H,
It has been too long but let us move on from excuses quickly. How have you been? I am sorry for the long silence but you know about all that has happened. I have felt too ‘evil’ to approach this. Somehow too guilty and too full of myself at the same time. It is the most curious reaction we have in the human soul that when we fail spectacularly and sit in the dark we start trying to avoid the light. It will only gets worse when we do this but we have that silly pride that tells us that God is all or nothing at once.
This is a lie of course and we know who the great liar is. The solution to our great falls is to always find the great recovery. We are to live transparent lives of grace not ignoble lies of stature. We are digging in the dirt for something real not building molehills for that paper-king of our own making. We have to come back, like the prodigal son, again and again before all is lost. We should never forget that failure is only the opportunity to begin in God again, a little less self-reliant and much more aware of his love.
This is not an opportunity for sin to grow in us or for laxity in pursuing holiness.
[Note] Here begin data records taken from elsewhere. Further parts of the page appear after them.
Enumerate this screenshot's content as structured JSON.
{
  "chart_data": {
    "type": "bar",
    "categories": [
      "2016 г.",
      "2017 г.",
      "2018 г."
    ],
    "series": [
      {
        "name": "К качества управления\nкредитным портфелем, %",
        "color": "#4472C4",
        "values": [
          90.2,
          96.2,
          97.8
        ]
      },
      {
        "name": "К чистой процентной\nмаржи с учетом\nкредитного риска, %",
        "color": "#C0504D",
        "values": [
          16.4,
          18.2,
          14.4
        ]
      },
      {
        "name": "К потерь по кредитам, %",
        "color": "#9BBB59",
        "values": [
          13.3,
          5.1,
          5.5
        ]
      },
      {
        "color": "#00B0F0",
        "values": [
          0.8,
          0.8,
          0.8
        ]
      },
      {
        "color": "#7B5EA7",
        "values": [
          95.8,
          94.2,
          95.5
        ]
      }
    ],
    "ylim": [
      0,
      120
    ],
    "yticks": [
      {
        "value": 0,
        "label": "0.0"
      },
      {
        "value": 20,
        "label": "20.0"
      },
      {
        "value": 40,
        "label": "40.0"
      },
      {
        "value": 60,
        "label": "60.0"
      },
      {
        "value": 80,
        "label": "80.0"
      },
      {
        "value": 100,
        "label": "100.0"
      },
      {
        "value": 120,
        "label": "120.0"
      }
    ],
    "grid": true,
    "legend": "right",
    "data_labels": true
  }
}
It has been told as a lie a bit too much that if you let people off the hook by offering unlimited grace you create a gospel that lacks power to change. I have found it is the opposite. When we tell people that they have no room for failure they only create secret rooms to hide those failures in. They cannot be honest in that draconian state so they cannot find truth and then they cannot be free.
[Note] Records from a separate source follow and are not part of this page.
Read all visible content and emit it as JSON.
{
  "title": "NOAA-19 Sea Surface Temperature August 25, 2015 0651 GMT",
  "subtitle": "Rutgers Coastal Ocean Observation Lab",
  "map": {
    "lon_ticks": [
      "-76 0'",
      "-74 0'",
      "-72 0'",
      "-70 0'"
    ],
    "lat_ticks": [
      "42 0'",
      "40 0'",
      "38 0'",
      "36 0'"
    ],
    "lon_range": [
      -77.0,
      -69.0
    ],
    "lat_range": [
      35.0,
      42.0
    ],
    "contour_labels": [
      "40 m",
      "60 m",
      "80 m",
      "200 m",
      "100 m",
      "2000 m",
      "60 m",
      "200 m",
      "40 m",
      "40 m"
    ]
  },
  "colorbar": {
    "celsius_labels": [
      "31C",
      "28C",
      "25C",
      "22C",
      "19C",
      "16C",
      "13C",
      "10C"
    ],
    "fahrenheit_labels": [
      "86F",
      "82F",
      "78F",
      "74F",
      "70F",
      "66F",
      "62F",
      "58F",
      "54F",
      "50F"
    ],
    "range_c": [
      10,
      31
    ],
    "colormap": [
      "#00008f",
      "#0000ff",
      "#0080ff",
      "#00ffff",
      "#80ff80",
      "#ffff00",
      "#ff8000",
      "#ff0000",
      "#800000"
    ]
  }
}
God offers something much more. An invitation to go deeper to the root of things. To be found out as you are and still loved, to fall and then fall in love, to find that our many flaws and foibles are a story He is building something beautiful around. The Bible is full of imperfect heroes save one. And that one says to us, over and over again: Go in freedom from sin and self, I do not condemn you. May we learn to hear that voice at every turn and with every fall and until we are perfect at seeing grace, accepting love, and being made whole over a lifetime spent learning to look up at the full stature of God and not down at ourselves.